Inasmuch as plaintiffs were neither beneficiaries nor creditors of Core's estate, they were not proper parties to assert any claims on behalf of the estate at the time these were assigned to them. OCGA § 53-7-104.2 Neither were they proper parties at the time of trial. OCGA § 53-7-45.3 Accordingly, the trial court properly dismissed plaintiffs' claims as assignees of Core's estate due to lack of standing. Williams v. Theus, 186 Ga.App. 401, 402, 367 S.E.2d 288.
1. Mrs. Stewart's doctor referred to clinical notes he had made in 1993 indicating that she talked rationally in July 1993 and “very intelligently” a month later. Defendant's wife indicated that she could be “clear as a bell” on some days and that she always seemed to know her until the last month of her life.
2. OCGA § 53-7-104, effective until January 1, 1998, provided:If the administrator or executor, for any cause, shall decline to litigate any claim, he may assign the claim to a distributee or creditor, who may at his own expense prosecute the same. After the payment of expenses, any proceeds recovered shall be distributed by the administrator or executor.(Emphasis supplied.)

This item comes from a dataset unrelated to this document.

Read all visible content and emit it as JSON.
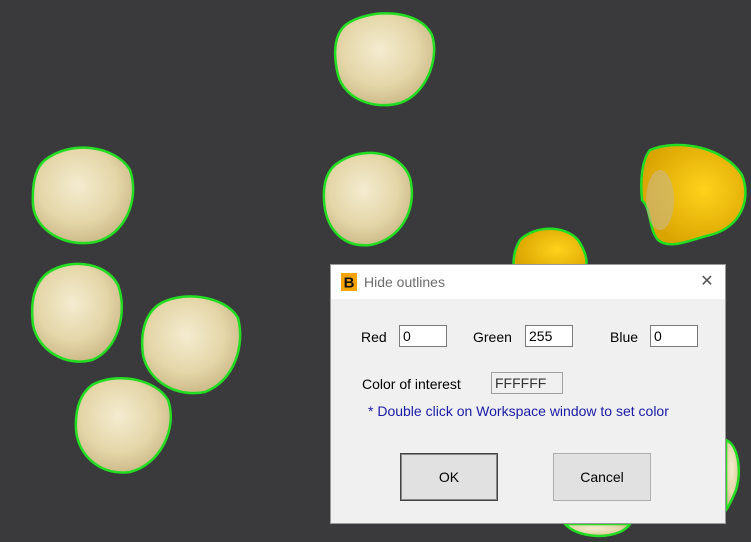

3. OCGA § 53-7-45, effective July 1, 1998, provides:Personal representatives are authorized to compromise, adjust, arbitrate, assign, sue or defend, abandon, or otherwise deal with or settle debts or claims in favor of or against the estate. A personal representative who declines to litigate any claim may assign the claim to a creditor or an heir of an intestate estate or a beneficiary of a testate estate for the purpose of prosecuting the claim at that person's own expense and, after reimbursement of the expenses to the creditor, heir, or beneficiary, any remaining proceeds shall be paid over to the personal representative for administration.(Emphasis supplied.)
McMURRAY, Presiding Judge.
JOHNSON, C.J., and PHIPPS, J., concur.